In re White Deer Management LLC and In re Unicat Catalyst Technologies LLC
From approximately 2014 through 2021, Mani Erfan, the cofounder and CEO of Unicat Catalyst Technologies LLC, conspired with others, including at least one other Unicat employee, to cause Unicat to submit bids and make sales to customers in Iran, Venezuela, Syria, and Cuba in violation of U.S. economic sanctions. In total, Erfan caused Unicat to make a total of 23 unlawful sales of chemical catalysts used in oil refining and steel production to customers in Iran, Venezuela, and Cuba. Some of the sales were effected through exports of catalysts from the United States and further violated U.S. export control laws. To further the conspiracy, the conspirators made false statements in export documents and financial records about the true identities and locations of Unicat’s customers and falsely assured some Unicat employees that the company’s business with customers subject to U.S. economic sanctions was lawful. Unicat obtained approximately $3.33 million in revenue from its unlawful sales.

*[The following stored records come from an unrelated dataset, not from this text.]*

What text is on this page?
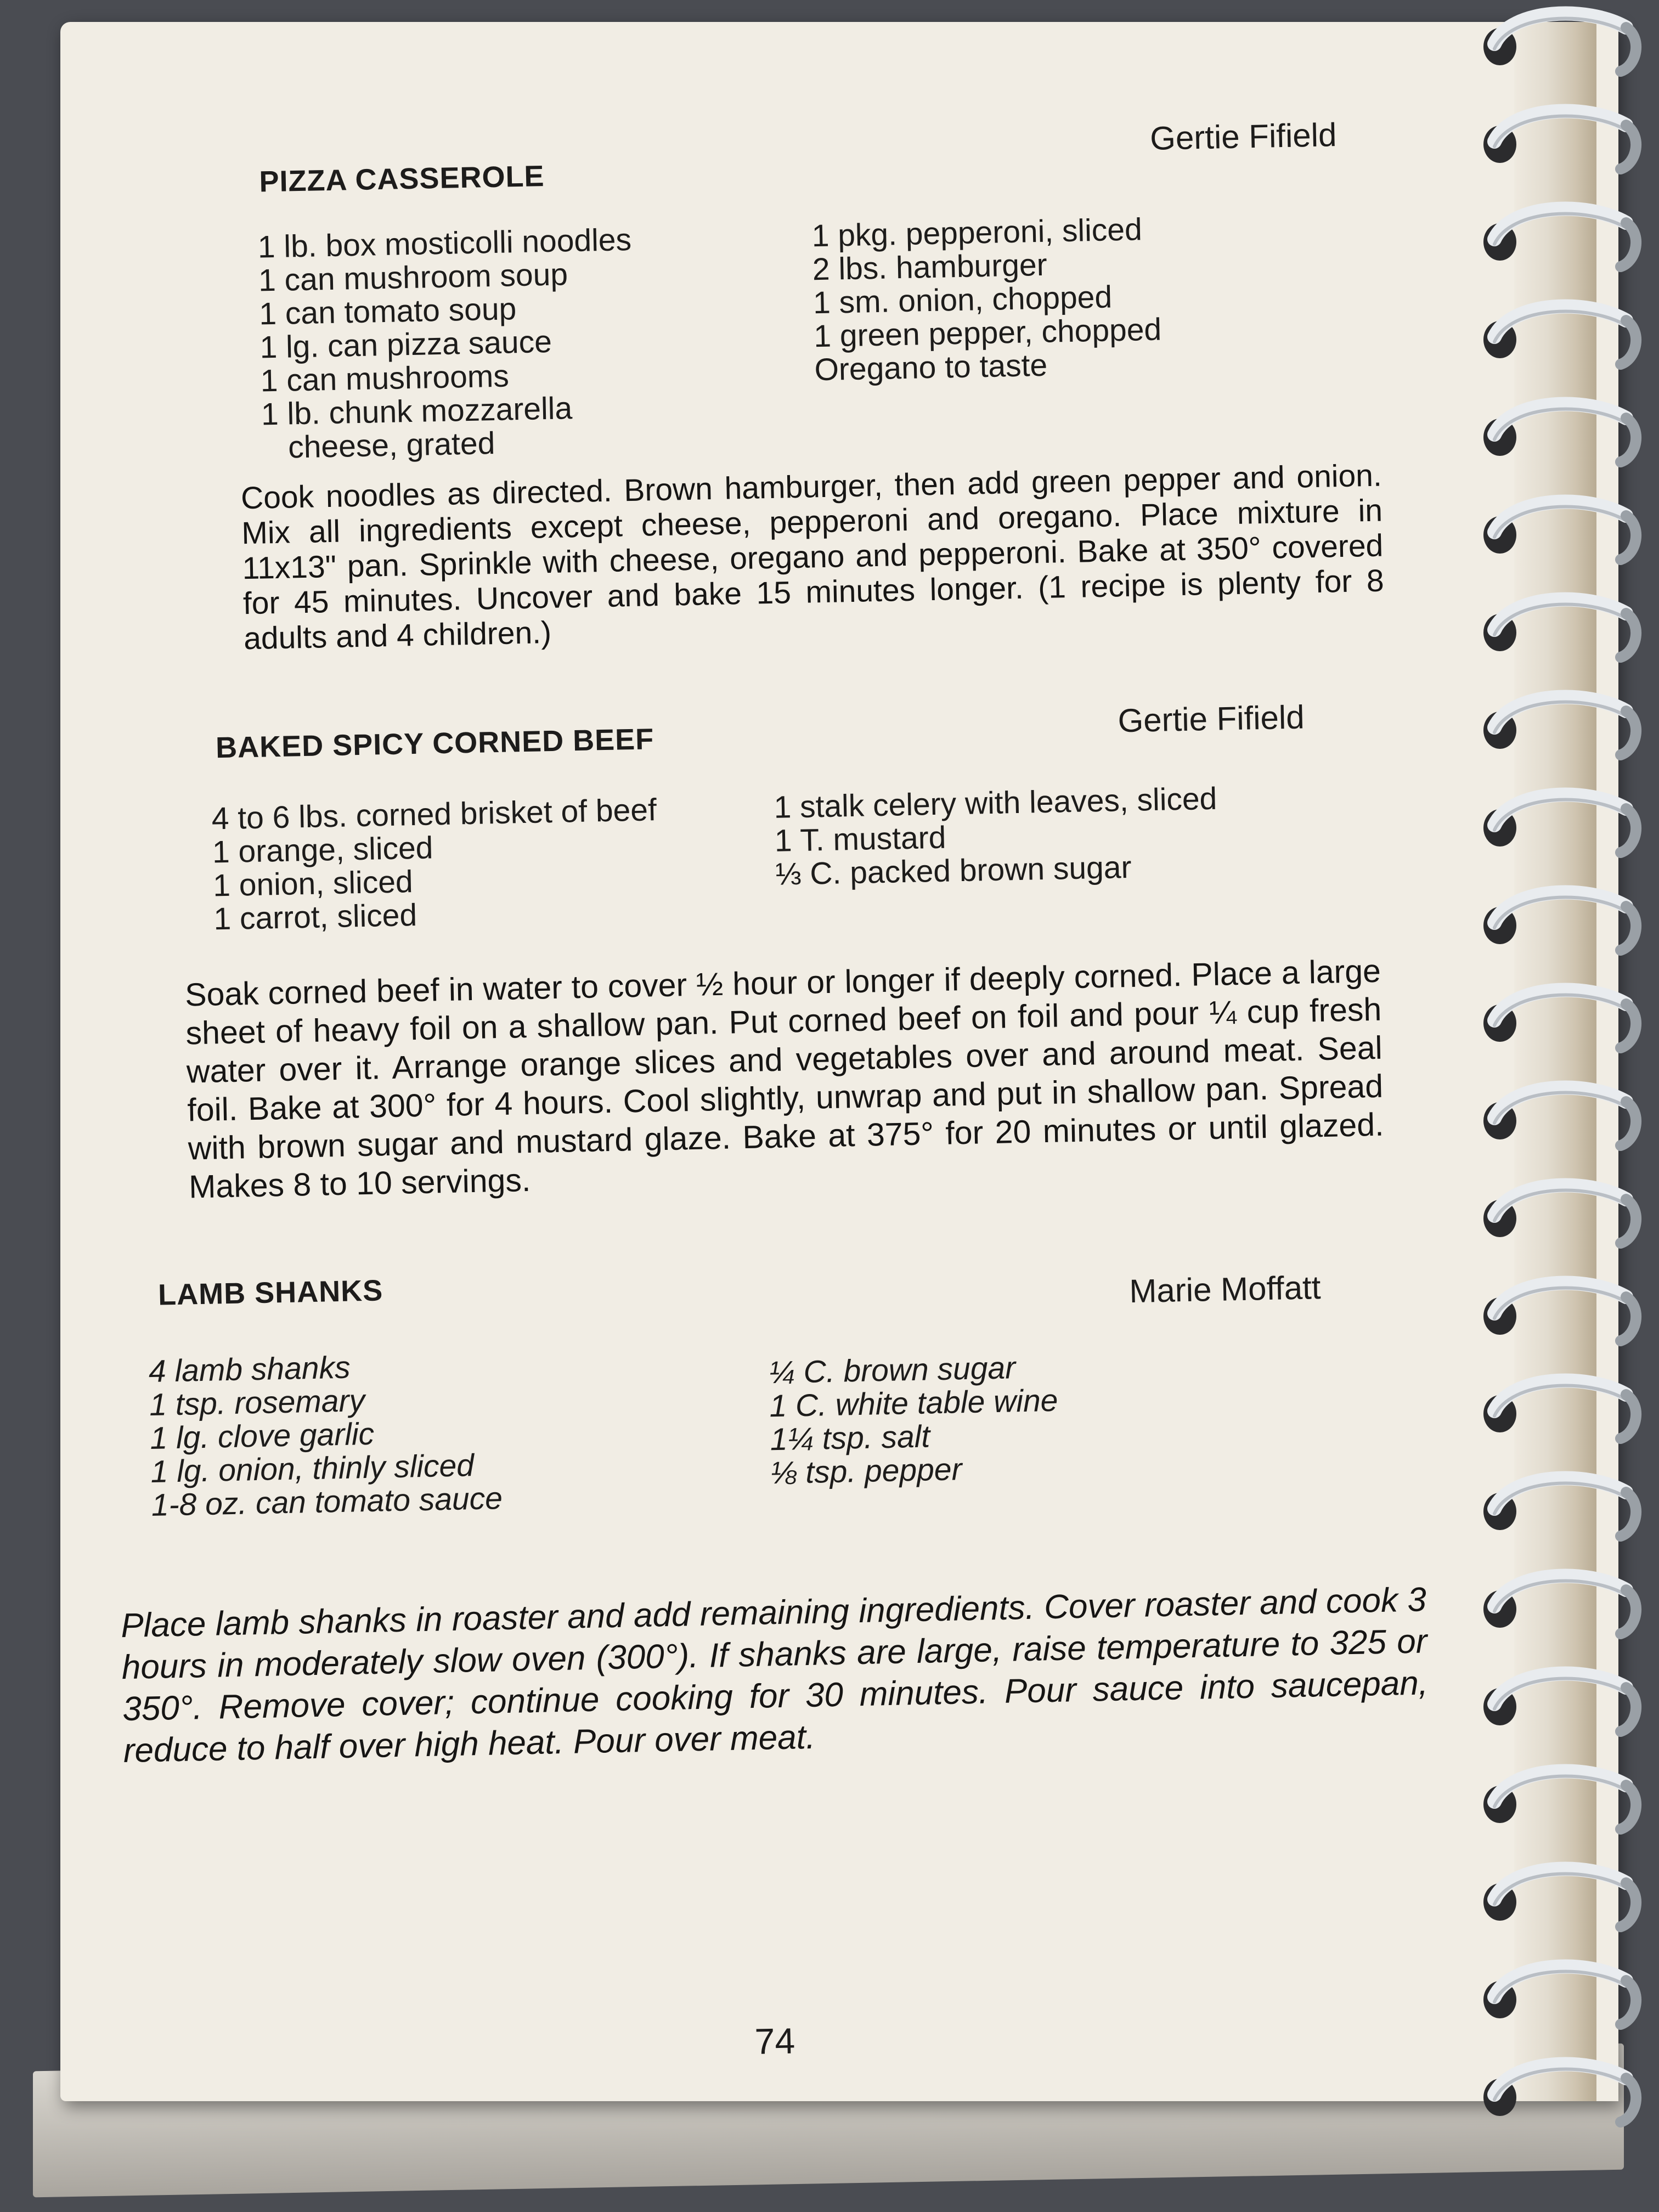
PIZZA CASSEROLE
Gertie Fifield
1 lb. box mosticolli noodles
1 can mushroom soup
1 can tomato soup
1 lg. can pizza sauce
1 can mushrooms
1 lb. chunk mozzarella
cheese, grated
1 pkg. pepperoni, sliced
2 lbs. hamburger
1 sm. onion, chopped
1 green pepper, chopped
Oregano to taste
Cook noodles as directed. Brown hamburger, then add green pepper and onion. Mix all ingredients except cheese, pepperoni and oregano. Place mixture in 11x13" pan. Sprinkle with cheese, oregano and pepperoni. Bake at 350° covered for 45 minutes. Uncover and bake 15 minutes longer. (1 recipe is plenty for 8 adults and 4 children.)
BAKED SPICY CORNED BEEF
Gertie Fifield
4 to 6 lbs. corned brisket of beef
1 orange, sliced
1 onion, sliced
1 carrot, sliced
1 stalk celery with leaves, sliced
1 T. mustard
⅓ C. packed brown sugar
Soak corned beef in water to cover ½ hour or longer if deeply corned. Place a large sheet of heavy foil on a shallow pan. Put corned beef on foil and pour ¼ cup fresh water over it. Arrange orange slices and vegetables over and around meat. Seal foil. Bake at 300° for 4 hours. Cool slightly, unwrap and put in shallow pan. Spread with brown sugar and mustard glaze. Bake at 375° for 20 minutes or until glazed. Makes 8 to 10 servings.
LAMB SHANKS	Marie Moffatt
4 lamb shanks
1 tsp. rosemary
1 lg. clove garlic
1 lg. onion, thinly sliced
1-8 oz. can tomato sauce
¼ C. brown sugar
1 C. white table wine
1¼ tsp. salt
⅛ tsp. pepper
Place lamb shanks in roaster and add remaining ingredients. Cover roaster and cook 3 hours in moderately slow oven (300°). If shanks are large, raise temperature to 325 or 350°. Remove cover; continue cooking for 30 minutes. Pour sauce into saucepan, reduce to half over high heat. Pour over meat.
74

Unicat was acquired by private equity firm White Deer Management LLC in 2020 during the COVID-19 pandemic. In June 2021, Unicat’s new CEO traveled to the United States to begin integrating the company’s operations with another business recently acquired by White Deer. During the visit, the new CEO discovered that Unicat had a pending transaction with an Iranian customer and immediately cancelled the deal. Over the following month, White Deer retained counsel to conduct an internal investigation and self-disclosed criminal violations of sanctions and export control laws committed by Unicat to the National Security Division (NSD) under the NSD Enforcement Policy for Business Organizations (NSD Enforcement Policy). Over the ensuing months White Deer and Unicat implemented extensive remedial measures and cooperated with NSD’s investigation, resulting in Erfan’s guilty plea for his role in the conspiracy in August 2024.
On June 16, 2025, the Justice Department announced that, because of White Deer’s timely self-disclosure, extraordinary cooperation, and prompt remediation, White Deer qualified for the benefits of the provisions of the NSD Enforcement Policy that apply to Voluntary Self-Disclosures in Connection with Acquisitions (the NSD M&A Policy) and that NSD and SDTX had declined White Deer’s prosecution.
NSD and SDTX also announced that they had credited to Unicat White Deer’s timely self-disclosure of the misconduct to NSD and that they had entered into a non-prosecution agreement (NPA) to resolve Unicat’s criminal liability. In its NPA Unicat agreed to pay forfeiture totaling $3,325,052.10, representing the proceeds of its violations of U.S. sanctions and export control laws. In parallel resolutions coordinated between the Justice Department, the U.S. Department of the Treasury’s Office of Foreign Assets Control (OFAC), and the Commerce Department’s Bureau of Industry and Security (BIS) Office of Export Enforcement (OEE), Unicat agreed to pay $3,882,797 to OFAC for its apparent violations of U.S. sanctions laws, and agreed with OEE to pay a penalty of $391,183 for its violation of U.S. export control laws. OFAC agreed to credit Unicat’s payment of forfeiture pursuant to the NPA against the OFAC penalty, and OEE has agreed to credit Unicat’s payment to OFAC against the OEE penalty. In a separate administrative resolution with U.S. Customs and Border Protection, Unicat agreed to pay $1,655,189.57, in underpaid duties, taxes, and fees.
This resolution marked the first time since the creation of the Justice Department’s Mergers and Acquisitions Policy in March 2024 that the Department had declined the prosecution of an acquiror for self-disclosing criminal conduct discovered at an acquired entity.